Coordination = Benefits

This is a job beyond clinicians. A coordinated effort involving clinicians, engineers, computer scientists, experts in informatics and complex biostatistics, and industry will likely be required to truly move this field of "critical care bioinformatics" forward. The potential payoffs are huge: better insight into complex physiology, early detection of secondary insults, reduction in medical errors, improved efficiency, and most importantly, better patient outcomes. We believe that this approach could fundamentally change the way medicine is practiced.

A new day is dawning for neurocritical care. But the road is long and the challenges immense. Recognition is the first step. Now the real work begins.


1. Hanson CW. Ticker tape medicine. Crit Care Med 2004;32:3551-3552.

2. Smielewski P, Czosnyka M, Steiner L, Belestri M, Piechnik S, Pickard JD. ICM+: software for on-line analysis of bedside monitoring data after severe head trauma. Acta Neurochir Suppl 2005;95:43-49.

3. Sorani MD, Hemphill JC, 3rd, Morabito D, Rosenthal G, Manley GT. New approaches to physiological informatics in neurocritical care. Neurocrit Care 2007;7:45-52.

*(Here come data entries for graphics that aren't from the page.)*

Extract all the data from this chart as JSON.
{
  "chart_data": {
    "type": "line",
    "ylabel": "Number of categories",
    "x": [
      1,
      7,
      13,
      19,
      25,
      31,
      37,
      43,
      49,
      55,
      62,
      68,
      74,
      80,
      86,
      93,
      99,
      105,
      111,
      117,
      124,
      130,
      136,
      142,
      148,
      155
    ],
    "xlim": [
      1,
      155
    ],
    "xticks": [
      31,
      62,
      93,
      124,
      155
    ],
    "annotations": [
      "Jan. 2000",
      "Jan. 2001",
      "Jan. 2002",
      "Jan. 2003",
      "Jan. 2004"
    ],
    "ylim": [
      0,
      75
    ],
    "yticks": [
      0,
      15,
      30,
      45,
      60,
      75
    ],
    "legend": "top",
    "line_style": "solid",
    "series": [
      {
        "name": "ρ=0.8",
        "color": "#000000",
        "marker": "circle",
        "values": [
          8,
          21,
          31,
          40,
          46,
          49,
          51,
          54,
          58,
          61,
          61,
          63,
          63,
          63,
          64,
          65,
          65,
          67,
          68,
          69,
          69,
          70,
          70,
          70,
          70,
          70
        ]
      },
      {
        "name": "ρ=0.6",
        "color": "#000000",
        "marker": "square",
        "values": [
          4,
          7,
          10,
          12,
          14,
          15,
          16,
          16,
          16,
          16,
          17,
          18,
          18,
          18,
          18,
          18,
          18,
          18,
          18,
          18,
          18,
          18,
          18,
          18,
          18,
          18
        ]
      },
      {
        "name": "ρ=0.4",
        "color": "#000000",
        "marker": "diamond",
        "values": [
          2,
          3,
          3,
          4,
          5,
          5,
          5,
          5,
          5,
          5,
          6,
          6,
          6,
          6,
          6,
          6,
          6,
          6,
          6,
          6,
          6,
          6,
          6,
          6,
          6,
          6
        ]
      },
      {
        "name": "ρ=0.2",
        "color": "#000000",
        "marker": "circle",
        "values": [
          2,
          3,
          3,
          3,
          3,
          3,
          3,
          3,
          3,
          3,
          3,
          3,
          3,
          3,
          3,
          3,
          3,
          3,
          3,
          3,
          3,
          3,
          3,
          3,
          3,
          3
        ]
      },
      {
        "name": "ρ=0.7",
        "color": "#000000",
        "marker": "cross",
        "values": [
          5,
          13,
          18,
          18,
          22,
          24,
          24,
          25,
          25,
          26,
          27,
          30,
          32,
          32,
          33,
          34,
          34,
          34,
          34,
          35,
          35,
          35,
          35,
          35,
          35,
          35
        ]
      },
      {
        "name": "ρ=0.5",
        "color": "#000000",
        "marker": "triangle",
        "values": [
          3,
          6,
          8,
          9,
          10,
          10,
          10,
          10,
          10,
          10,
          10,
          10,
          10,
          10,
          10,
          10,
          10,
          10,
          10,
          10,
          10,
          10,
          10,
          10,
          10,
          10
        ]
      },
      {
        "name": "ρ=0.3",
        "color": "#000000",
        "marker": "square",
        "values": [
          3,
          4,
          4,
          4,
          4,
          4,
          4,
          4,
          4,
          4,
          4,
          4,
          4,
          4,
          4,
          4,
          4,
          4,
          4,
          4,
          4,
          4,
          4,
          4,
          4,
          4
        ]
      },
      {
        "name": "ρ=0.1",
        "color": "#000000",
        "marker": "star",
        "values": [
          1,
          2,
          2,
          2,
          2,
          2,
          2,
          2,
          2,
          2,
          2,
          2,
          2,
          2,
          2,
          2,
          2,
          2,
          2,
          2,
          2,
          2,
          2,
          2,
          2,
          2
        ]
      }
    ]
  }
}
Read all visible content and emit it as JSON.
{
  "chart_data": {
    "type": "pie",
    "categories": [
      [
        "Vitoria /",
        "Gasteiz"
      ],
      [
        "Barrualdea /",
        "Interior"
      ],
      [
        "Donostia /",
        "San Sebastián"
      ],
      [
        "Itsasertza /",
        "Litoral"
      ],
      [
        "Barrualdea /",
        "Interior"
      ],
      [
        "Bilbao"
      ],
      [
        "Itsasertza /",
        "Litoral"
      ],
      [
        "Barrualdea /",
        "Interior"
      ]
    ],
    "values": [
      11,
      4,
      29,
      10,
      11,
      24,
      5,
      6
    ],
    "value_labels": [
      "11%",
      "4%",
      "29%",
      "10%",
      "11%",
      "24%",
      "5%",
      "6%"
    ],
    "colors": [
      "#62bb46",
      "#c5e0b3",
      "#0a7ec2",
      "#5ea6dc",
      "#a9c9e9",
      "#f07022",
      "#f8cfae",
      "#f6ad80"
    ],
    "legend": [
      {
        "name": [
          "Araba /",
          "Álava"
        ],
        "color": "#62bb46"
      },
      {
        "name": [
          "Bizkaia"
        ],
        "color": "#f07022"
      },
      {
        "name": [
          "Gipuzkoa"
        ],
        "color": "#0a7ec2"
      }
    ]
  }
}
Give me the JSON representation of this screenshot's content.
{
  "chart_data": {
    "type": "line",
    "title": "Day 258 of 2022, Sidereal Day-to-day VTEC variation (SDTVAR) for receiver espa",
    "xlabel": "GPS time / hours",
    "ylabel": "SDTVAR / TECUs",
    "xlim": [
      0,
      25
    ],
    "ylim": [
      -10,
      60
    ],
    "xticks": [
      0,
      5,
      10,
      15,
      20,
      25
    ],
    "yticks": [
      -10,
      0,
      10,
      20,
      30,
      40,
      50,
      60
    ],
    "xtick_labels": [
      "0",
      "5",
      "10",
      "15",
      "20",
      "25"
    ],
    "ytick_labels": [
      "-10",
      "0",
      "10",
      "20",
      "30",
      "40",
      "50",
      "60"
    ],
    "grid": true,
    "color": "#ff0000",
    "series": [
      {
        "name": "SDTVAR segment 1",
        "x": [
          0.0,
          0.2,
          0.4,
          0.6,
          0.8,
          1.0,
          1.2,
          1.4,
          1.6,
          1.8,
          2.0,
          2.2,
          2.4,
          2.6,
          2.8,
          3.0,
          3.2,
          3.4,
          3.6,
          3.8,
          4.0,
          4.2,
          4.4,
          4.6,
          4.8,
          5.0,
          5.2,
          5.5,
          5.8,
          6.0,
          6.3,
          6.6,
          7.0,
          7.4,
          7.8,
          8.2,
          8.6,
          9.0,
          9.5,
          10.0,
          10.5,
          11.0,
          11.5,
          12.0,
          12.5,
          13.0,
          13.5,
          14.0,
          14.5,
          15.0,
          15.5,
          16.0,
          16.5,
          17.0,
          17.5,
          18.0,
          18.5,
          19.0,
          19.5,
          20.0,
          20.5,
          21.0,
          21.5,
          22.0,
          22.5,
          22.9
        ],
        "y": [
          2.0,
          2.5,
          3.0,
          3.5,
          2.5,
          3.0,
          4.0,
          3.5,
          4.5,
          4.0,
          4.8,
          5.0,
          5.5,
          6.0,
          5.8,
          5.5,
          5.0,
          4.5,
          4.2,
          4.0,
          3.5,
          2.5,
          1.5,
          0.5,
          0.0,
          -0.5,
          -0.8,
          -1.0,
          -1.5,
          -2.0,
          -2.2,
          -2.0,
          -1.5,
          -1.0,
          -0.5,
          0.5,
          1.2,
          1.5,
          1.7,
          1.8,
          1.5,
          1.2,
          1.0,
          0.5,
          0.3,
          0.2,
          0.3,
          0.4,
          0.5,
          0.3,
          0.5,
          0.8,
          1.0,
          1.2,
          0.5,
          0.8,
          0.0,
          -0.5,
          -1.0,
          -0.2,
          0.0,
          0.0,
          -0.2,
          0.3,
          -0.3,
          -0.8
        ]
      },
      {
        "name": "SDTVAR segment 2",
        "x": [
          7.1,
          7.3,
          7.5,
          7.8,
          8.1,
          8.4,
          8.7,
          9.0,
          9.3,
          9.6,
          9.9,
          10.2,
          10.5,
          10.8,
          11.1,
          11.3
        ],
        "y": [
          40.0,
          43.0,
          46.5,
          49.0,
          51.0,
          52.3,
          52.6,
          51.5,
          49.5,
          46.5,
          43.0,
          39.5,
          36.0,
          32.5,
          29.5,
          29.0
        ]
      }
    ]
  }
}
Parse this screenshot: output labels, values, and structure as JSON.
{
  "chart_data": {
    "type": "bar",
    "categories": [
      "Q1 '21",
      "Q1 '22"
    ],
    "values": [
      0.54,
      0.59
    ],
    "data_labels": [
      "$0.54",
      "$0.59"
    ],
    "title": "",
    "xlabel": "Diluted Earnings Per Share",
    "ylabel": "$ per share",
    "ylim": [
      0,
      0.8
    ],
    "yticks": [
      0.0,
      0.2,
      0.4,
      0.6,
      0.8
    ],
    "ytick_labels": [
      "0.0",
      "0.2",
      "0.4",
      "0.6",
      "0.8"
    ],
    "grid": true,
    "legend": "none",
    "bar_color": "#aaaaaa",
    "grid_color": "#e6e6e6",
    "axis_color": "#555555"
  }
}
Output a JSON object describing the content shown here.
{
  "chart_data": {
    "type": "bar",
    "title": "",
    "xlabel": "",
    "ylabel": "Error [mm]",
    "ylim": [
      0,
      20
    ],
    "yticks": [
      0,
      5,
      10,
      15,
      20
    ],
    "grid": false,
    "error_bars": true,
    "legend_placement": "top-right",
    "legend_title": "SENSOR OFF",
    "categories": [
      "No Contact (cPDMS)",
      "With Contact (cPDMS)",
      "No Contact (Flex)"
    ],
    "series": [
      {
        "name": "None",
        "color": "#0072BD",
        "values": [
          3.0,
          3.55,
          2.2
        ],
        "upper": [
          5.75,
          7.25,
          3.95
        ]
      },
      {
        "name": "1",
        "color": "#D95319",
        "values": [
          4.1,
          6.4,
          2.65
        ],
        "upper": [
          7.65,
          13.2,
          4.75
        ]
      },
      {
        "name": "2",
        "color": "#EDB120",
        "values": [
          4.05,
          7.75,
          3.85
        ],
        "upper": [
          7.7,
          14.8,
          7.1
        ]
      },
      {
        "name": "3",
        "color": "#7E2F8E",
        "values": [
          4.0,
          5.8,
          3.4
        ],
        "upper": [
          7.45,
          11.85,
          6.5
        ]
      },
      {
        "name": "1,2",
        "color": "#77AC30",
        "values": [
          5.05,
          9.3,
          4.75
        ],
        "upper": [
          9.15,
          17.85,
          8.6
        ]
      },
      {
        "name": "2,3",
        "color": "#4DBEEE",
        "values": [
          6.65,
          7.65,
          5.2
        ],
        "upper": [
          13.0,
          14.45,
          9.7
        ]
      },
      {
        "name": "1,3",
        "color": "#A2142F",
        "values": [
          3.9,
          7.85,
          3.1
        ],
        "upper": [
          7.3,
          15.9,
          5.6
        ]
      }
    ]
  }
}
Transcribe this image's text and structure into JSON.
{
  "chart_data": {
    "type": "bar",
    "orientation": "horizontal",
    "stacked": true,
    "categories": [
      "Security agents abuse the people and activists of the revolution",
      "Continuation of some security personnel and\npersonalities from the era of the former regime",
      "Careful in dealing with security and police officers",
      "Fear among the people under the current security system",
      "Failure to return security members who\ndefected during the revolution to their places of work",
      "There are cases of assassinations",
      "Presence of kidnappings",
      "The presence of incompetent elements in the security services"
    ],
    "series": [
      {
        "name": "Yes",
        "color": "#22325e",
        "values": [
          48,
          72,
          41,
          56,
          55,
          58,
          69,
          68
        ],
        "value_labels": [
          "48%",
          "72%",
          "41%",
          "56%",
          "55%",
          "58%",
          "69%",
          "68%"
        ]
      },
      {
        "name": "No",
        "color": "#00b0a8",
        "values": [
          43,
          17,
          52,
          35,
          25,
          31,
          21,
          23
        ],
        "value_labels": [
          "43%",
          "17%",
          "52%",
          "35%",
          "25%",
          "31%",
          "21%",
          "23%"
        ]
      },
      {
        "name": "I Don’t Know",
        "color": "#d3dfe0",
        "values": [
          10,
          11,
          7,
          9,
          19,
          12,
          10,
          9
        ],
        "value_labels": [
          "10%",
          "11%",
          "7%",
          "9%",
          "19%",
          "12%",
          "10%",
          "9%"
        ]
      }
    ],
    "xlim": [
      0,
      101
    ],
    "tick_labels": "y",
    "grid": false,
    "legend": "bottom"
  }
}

4. Gawande A. The Checklist. The New Yorker 2007 December 10, 2007.

Author Disclosures

Dr. Hemphill has received personal compensation from Novo Nordisk, UCB Pharma, Innercool Therapies, Medivance, and Ornim within the last 24 months. In the same period, he served on the editorial board of Neurocritical Care, as well as serving as expert witness consultant regarding neurocritical care and stroke. Dr. Hemphill has received research support from NIH/NINDS, Novo Nordisk, and Maxygen within the last five years.

Dr. De Georgia has served as a paid member of the International Advisory Board of Orsan Medical Technologies Ltd., Netanya, Israel.